Mechanisms of action
Early embryonal stem cell (ESC) work focussed on cell engraftment and replacement as prime concept for neuro-restoration. Other mechanisms that are now widely investigated include concepts of stimulating endogenous brain remodelling in particular angiogenesis, neurogenesis, favourable gene expression and axonal restoration and paracrine effects of modulating post-stroke inflammation. The different routes of administration of stem cells dictate and/or limit certain actions. Detailed review is out of scope and has been published elsewhere.2, 3 The neural stem cells in the sub ventricular zone of the adult human brain proliferate and differentiate in response to focal ischaemia and can potentially be stimulated by injected NSCs. Angiogenesis is key to maintaining neural proliferation and both NSCs and MSCs have been known to stimulate angiogenesis to varying degrees. Although stroke limits axonal sprouting, NSCs and MSCs have shown to promote growth factors to improve sprouting, increase axonal density and downregulate inhibitory proteoglycans.

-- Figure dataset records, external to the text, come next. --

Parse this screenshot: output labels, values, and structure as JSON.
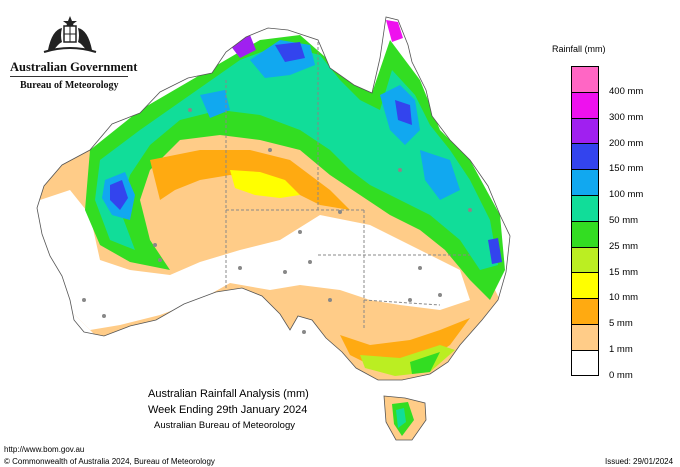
{
  "header": {
    "government": "Australian Government",
    "bureau": "Bureau of Meteorology"
  },
  "legend": {
    "title": "Rainfall (mm)",
    "items": [
      {
        "label": "400 mm",
        "color": "#ff66c4"
      },
      {
        "label": "300 mm",
        "color": "#ee11ee"
      },
      {
        "label": "200 mm",
        "color": "#a020f0"
      },
      {
        "label": "150 mm",
        "color": "#3344ee"
      },
      {
        "label": "100 mm",
        "color": "#11a8f0"
      },
      {
        "label": "50 mm",
        "color": "#11dd99"
      },
      {
        "label": "25 mm",
        "color": "#33dd22"
      },
      {
        "label": "15 mm",
        "color": "#bbee22"
      },
      {
        "label": "10 mm",
        "color": "#ffff00"
      },
      {
        "label": "5 mm",
        "color": "#ffaa11"
      },
      {
        "label": "1 mm",
        "color": "#ffcc88"
      },
      {
        "label": "0 mm",
        "color": "#ffffff"
      }
    ]
  },
  "map_title": {
    "line1": "Australian Rainfall Analysis (mm)",
    "line2": "Week Ending 29th January 2024",
    "line3": "Australian Bureau of Meteorology"
  },
  "footer": {
    "url": "http://www.bom.gov.au",
    "copyright": "© Commonwealth of Australia 2024, Bureau of Meteorology",
    "issued": "Issued: 29/01/2024"
  }
}
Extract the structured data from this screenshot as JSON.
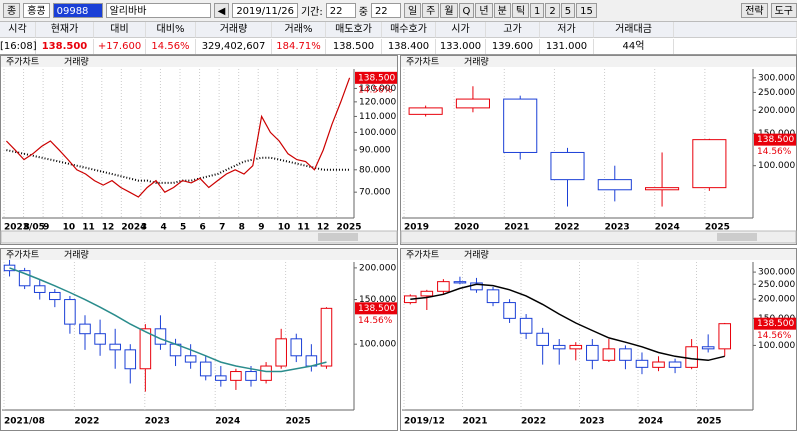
{
  "toolbar": {
    "type_label": "종",
    "market": "홍콩",
    "code": "09988",
    "name": "알리바바",
    "date": "2019/11/26",
    "period_label": "기간:",
    "period": "22",
    "mid_label": "중",
    "mid": "22",
    "units": [
      "일",
      "주",
      "월",
      "Q",
      "년",
      "분",
      "틱",
      "1",
      "2",
      "5",
      "15"
    ],
    "menu": [
      "전략",
      "도구"
    ]
  },
  "quote": {
    "headers": [
      "시각",
      "현재가",
      "대비",
      "대비%",
      "거래량",
      "거래%",
      "매도호가",
      "매수호가",
      "시가",
      "고가",
      "저가",
      "거래대금"
    ],
    "row": [
      "[16:08]",
      "138.500",
      "+17.600",
      "14.56%",
      "329,402,607",
      "184.71%",
      "138.500",
      "138.400",
      "133.000",
      "139.600",
      "131.000",
      "44억"
    ]
  },
  "panels": [
    {
      "tabs": [
        "주가차트",
        "거래량"
      ],
      "chart": {
        "type": "line",
        "log": true,
        "color": "#cc0000",
        "ma_color": "#000000",
        "ylim": [
          60,
          146
        ],
        "yticks": [
          {
            "value": 130,
            "label": "130.000"
          },
          {
            "value": 120,
            "label": "120.000"
          },
          {
            "value": 110,
            "label": "110.000"
          },
          {
            "value": 100,
            "label": "100.000"
          },
          {
            "value": 90,
            "label": "90.000"
          },
          {
            "value": 80,
            "label": "80.000"
          },
          {
            "value": 70,
            "label": "70.000"
          }
        ],
        "x_labels": [
          "2023/05",
          "8",
          "9",
          "10",
          "11",
          "12",
          "2024",
          "3",
          "4",
          "5",
          "6",
          "7",
          "8",
          "9",
          "10",
          "11",
          "12",
          "2025"
        ],
        "values": [
          95,
          90,
          85,
          88,
          92,
          95,
          90,
          85,
          80,
          78,
          75,
          73,
          75,
          72,
          70,
          68,
          72,
          75,
          70,
          72,
          75,
          74,
          76,
          72,
          75,
          78,
          80,
          78,
          82,
          110,
          100,
          95,
          88,
          85,
          84,
          80,
          90,
          105,
          120,
          138.5
        ],
        "ma": [
          90,
          89,
          88,
          87,
          86,
          85,
          84,
          83,
          82,
          81,
          80,
          79,
          78,
          77,
          76,
          75,
          75,
          74,
          74,
          74,
          75,
          75,
          76,
          77,
          78,
          80,
          82,
          84,
          85,
          86,
          86,
          85,
          84,
          83,
          82,
          81,
          80,
          80,
          80,
          80
        ],
        "last_label": "138.500",
        "change_label": "14.56%"
      }
    },
    {
      "tabs": [
        "주가차트",
        "거래량"
      ],
      "chart": {
        "type": "candle",
        "log": true,
        "up_color": "#e8000b",
        "down_color": "#1a3fd6",
        "ylim": [
          52,
          335
        ],
        "yticks": [
          {
            "value": 300,
            "label": "300.000"
          },
          {
            "value": 250,
            "label": "250.000"
          },
          {
            "value": 200,
            "label": "200.000"
          },
          {
            "value": 150,
            "label": "150.000"
          },
          {
            "value": 100,
            "label": "100.000"
          }
        ],
        "x_labels": [
          "2019",
          "2020",
          "2021",
          "2022",
          "2023",
          "2024",
          "2025"
        ],
        "ohlc": [
          [
            190,
            212,
            185,
            206
          ],
          [
            206,
            270,
            195,
            230
          ],
          [
            230,
            240,
            108,
            118
          ],
          [
            118,
            125,
            60,
            84
          ],
          [
            84,
            100,
            64,
            74
          ],
          [
            74,
            118,
            60,
            76
          ],
          [
            76,
            140,
            73,
            138.5
          ]
        ],
        "last_label": "138.500",
        "change_label": "14.56%"
      }
    },
    {
      "tabs": [
        "주가차트",
        "거래량"
      ],
      "chart": {
        "type": "candle",
        "log": true,
        "up_color": "#e8000b",
        "down_color": "#1a3fd6",
        "ma_color": "#2a8c8c",
        "ylim": [
          55,
          211
        ],
        "yticks": [
          {
            "value": 200,
            "label": "200.000"
          },
          {
            "value": 150,
            "label": "150.000"
          },
          {
            "value": 100,
            "label": "100.000"
          }
        ],
        "x_labels": [
          "2021/08",
          "2022",
          "2023",
          "2024",
          "2025"
        ],
        "ohlc": [
          [
            205,
            215,
            185,
            195
          ],
          [
            195,
            200,
            165,
            170
          ],
          [
            170,
            180,
            150,
            160
          ],
          [
            160,
            165,
            140,
            150
          ],
          [
            150,
            155,
            110,
            120
          ],
          [
            120,
            130,
            95,
            110
          ],
          [
            110,
            125,
            90,
            100
          ],
          [
            100,
            115,
            80,
            95
          ],
          [
            95,
            100,
            70,
            80
          ],
          [
            80,
            120,
            65,
            115
          ],
          [
            115,
            130,
            95,
            100
          ],
          [
            100,
            105,
            82,
            90
          ],
          [
            90,
            100,
            80,
            85
          ],
          [
            85,
            90,
            72,
            75
          ],
          [
            75,
            82,
            68,
            72
          ],
          [
            72,
            80,
            66,
            78
          ],
          [
            78,
            82,
            68,
            72
          ],
          [
            72,
            85,
            70,
            82
          ],
          [
            82,
            115,
            80,
            105
          ],
          [
            105,
            110,
            85,
            90
          ],
          [
            90,
            100,
            78,
            82
          ],
          [
            82,
            140,
            80,
            138.5
          ]
        ],
        "ma": [
          200,
          190,
          180,
          170,
          160,
          150,
          140,
          130,
          120,
          112,
          105,
          100,
          95,
          90,
          85,
          82,
          80,
          78,
          78,
          80,
          82,
          85
        ],
        "last_label": "138.500",
        "change_label": "14.56%"
      }
    },
    {
      "tabs": [
        "주가차트",
        "거래량"
      ],
      "chart": {
        "type": "candle",
        "log": true,
        "up_color": "#e8000b",
        "down_color": "#1a3fd6",
        "ma_color": "#000000",
        "ylim": [
          38,
          349
        ],
        "yticks": [
          {
            "value": 300,
            "label": "300.000"
          },
          {
            "value": 250,
            "label": "250.000"
          },
          {
            "value": 200,
            "label": "200.000"
          },
          {
            "value": 150,
            "label": "150.000"
          },
          {
            "value": 100,
            "label": "100.000"
          }
        ],
        "x_labels": [
          "2019/12",
          "2021",
          "2022",
          "2023",
          "2024",
          "2025"
        ],
        "ohlc": [
          [
            190,
            215,
            185,
            210
          ],
          [
            210,
            230,
            170,
            225
          ],
          [
            225,
            270,
            215,
            260
          ],
          [
            260,
            280,
            250,
            255
          ],
          [
            255,
            275,
            220,
            230
          ],
          [
            230,
            240,
            180,
            190
          ],
          [
            190,
            200,
            140,
            150
          ],
          [
            150,
            160,
            110,
            120
          ],
          [
            120,
            130,
            75,
            100
          ],
          [
            100,
            110,
            75,
            95
          ],
          [
            95,
            105,
            80,
            100
          ],
          [
            100,
            110,
            70,
            80
          ],
          [
            80,
            110,
            78,
            95
          ],
          [
            95,
            100,
            70,
            80
          ],
          [
            80,
            90,
            65,
            72
          ],
          [
            72,
            85,
            68,
            78
          ],
          [
            78,
            82,
            66,
            72
          ],
          [
            72,
            110,
            70,
            98
          ],
          [
            98,
            118,
            90,
            95
          ],
          [
            95,
            140,
            85,
            138.5
          ]
        ],
        "ma": [
          200,
          205,
          215,
          235,
          250,
          245,
          230,
          210,
          185,
          160,
          140,
          125,
          112,
          105,
          98,
          90,
          85,
          82,
          80,
          85
        ],
        "last_label": "138.500",
        "change_label": "14.56%"
      }
    }
  ]
}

Oligodendrocyte numbers are observed to increase which help remyelinate new or damaged axons. Uncontrolled inflammatory response can be deleterious but when controlled can help with repair and the ability of stem cells to modulate host inflammatory microenvironment has been observed resulting in favourable functional outcomes in animal models.
Next steps
A large European multicentre randomized, placebo-controlled, double blind trial to investigate the efficacy of IV allogenic adipose derived MSCs (RESSTORE) has been funded and will commence recruitment in the coming months.24 A UK multicentre open-label phase II study25 of intracranial administration neural stem cells (PISCES-2) in subacute stroke is currently recruiting with the primary aim to determine the possible relationship with functional recovery of a paretic arm, measured by the action research arm test. Further trials of MAPCs are planned, and a large number of small, predominantly single-centre studies of IV autologous cells are registered on international clinical trials sites.
Conclusions
Concepts of the potential mechanisms for cell therapy in stroke have moved substantially over the past 5 years, away from a paradigm that envisioned cell engraftment and replacement (albeit a mechanism still potentially relevant, if minor, for intracerebral implantation) and towards a view of cells as a stimulant for endogenous recovery processes and modulator of immunological and inflammatory changes after stroke. Intravascular delivery in particular has more in common with neuroprotectant approaches and this increasingly informs trial design. Investigation of stem cell therapy in stroke remains in early phase trials. The widely different populations of cells that are termed “stem cells” may have very different properties and should not be considered as homogeneous. Several phase II/III trials that are ongoing or planned will refine clinical trial paradigms and pave the way for definitive trials.